Aku memegang dahiku. Berapa banyak jenderalku yang harus menyerah kepada cacing ini?
Ghostie adalah orang pertama yang mengatakan dia ingin mengakhiri semuanya.
Sekarang, tidak ada seorang pun yang mau membersihkan.
Sebenarnya, itu termasuk diriku sendiri. Aku hanya menyalahgunakan wewenangku sebagai jenderal utama untuk memerintahkan orang lain melakukan hal-hal yang tidak ingin kulakukan.
Mengapa tidak…
Apakah kita sebaiknya meninggalkan zona kesepuluh?
Ini sangat menjijikkan. Aku tidak menginginkannya.
Tidak heran zona kesepuluh adalah zona layak huni yang sangat kecil. Bahkan tidak cocok untuk ditinggali. Awalnya, saya mengira itu digunakan sebagai pabrik amunisi karena terlalu kecil dan tidak cocok untuk ditinggali manusia.
Sekarang tampaknya alasan sebenarnya adalah karena kepala suku itu terlalu menjijikkan. Dilihat dari nilai-nilai estetika Margaery, Margaery pasti tidak akan mempertahankannya jika bukan karena dia berguna.
Benda itu punya banyak sekali kapal selam. Dia pasti akan sangat berguna dalam membangun pesawat ruang angkasa yang besar. Hanya satu kapal selamnya saja sudah cukup untuk menghancurkan pesawat ruang angkasa Ghostie menjadi bola baja. Memindahkan mesin hanyalah hal yang mudah.
Aku tiba-tiba mengerti bahwa benda itu dulunya berfungsi sebagai derek raksasa di zona kesepuluh.
Aku melirik pesawat ruang angkasa yang setengah jadi itu. Aku masih merasa sayang untuk melepaskannya. Pesawat itu tampak hebat dan dalam kondisi baik.
Jadi, kami tidak bisa mengabaikan zona kesepuluh.
Tapi aku benar-benar tidak bisa menyimpan sisa-sisa benda ini. Aku hanya bisa meminta maaf kepada Raffles dan Haggs.

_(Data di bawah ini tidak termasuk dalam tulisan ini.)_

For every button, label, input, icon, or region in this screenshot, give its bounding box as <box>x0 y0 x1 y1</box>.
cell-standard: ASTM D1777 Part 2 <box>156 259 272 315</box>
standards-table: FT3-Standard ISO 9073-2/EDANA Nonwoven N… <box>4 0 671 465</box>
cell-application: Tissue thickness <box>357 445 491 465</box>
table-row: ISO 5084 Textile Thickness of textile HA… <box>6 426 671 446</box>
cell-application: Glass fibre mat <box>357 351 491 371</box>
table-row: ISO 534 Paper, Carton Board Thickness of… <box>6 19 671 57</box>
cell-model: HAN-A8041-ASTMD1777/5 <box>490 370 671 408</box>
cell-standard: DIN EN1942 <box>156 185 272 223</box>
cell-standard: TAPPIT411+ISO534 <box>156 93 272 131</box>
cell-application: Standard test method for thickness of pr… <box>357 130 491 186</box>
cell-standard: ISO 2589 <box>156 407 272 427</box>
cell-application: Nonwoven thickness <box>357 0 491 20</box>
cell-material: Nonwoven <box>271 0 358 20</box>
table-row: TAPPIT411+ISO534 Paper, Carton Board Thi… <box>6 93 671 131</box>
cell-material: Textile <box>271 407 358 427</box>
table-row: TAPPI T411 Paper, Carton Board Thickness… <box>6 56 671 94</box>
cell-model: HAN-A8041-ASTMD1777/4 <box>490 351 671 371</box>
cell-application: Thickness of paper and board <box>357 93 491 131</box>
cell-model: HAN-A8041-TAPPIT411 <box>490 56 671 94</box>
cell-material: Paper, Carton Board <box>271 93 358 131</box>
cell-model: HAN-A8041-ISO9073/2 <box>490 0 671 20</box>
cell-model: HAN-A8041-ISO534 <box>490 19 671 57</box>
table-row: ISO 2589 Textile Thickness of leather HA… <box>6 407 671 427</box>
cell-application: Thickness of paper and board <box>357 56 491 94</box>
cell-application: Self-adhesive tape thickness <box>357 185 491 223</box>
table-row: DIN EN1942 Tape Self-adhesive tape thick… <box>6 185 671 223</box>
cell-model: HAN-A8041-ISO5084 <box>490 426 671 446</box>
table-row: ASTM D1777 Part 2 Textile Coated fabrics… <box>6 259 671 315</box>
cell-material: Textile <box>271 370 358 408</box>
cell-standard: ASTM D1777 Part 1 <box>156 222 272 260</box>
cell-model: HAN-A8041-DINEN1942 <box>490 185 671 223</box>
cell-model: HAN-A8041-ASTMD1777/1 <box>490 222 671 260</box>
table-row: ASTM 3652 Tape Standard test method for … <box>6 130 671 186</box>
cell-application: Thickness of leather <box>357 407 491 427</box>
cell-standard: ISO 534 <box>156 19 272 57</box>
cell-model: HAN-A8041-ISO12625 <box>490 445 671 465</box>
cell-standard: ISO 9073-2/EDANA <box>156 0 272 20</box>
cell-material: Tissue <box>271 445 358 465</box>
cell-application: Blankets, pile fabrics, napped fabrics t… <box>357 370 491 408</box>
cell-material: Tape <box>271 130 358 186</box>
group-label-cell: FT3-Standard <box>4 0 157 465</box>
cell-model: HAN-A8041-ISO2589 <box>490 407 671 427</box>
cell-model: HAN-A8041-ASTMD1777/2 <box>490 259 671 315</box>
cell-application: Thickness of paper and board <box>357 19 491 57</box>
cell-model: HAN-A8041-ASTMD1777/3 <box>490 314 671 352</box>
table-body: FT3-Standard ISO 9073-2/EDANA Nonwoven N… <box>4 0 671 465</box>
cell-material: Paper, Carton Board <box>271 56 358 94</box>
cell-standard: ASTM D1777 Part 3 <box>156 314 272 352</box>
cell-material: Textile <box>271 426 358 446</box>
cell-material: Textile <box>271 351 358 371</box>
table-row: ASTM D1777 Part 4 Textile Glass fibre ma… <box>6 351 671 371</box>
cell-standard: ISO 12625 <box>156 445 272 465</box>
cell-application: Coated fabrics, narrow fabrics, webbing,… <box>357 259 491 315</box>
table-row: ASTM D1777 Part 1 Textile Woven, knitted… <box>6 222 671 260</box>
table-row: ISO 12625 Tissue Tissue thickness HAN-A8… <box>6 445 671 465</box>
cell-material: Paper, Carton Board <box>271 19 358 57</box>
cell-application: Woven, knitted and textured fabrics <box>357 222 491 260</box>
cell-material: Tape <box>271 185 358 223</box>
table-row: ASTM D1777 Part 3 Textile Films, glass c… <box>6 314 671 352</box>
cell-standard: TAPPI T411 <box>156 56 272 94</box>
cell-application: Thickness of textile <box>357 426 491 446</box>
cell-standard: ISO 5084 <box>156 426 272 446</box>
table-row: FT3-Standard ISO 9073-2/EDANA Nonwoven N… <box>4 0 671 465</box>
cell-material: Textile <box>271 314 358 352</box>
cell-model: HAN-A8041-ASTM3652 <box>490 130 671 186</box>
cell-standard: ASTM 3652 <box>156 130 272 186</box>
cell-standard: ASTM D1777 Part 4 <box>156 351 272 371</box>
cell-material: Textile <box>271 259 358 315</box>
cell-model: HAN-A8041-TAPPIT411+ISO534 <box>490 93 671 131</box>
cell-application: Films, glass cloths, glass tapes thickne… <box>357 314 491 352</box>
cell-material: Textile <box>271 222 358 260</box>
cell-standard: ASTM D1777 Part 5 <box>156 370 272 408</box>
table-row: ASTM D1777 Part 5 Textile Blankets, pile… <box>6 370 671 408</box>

“Pesawat tempur musuh sudah berhasil dilumpuhkan,” He Lei muncul kembali.
Setidaknya, ada satu orang yang ikut berperang. Wajah He Lei yang muram muncul di hadapan kami. “Meminta perintah selanjutnya.”
“Baiklah! Bersihkan zona perang!” Paman Mason langsung menjawab sambil tersenyum.
Aku meliriknya sekilas. Senyumnya sangat palsu. “Xiao Lei, kau sangat hebat! Kau benar-benar tak terkalahkan saat berpasangan dengan Xiao Ye! Kami akan membiarkanmu membersihkan zona perang!” Paman Mason meningkatkan kemampuan menjilatnya sepenuhnya, bahkan memberinya acungan jempol.
“Benar sekali! Kamu hebat! Cepat bersihkan zona perang! Kami sudah mengurus cacingnya. Kami serahkan sisanya padamu. Ini pasti mudah bagimu!”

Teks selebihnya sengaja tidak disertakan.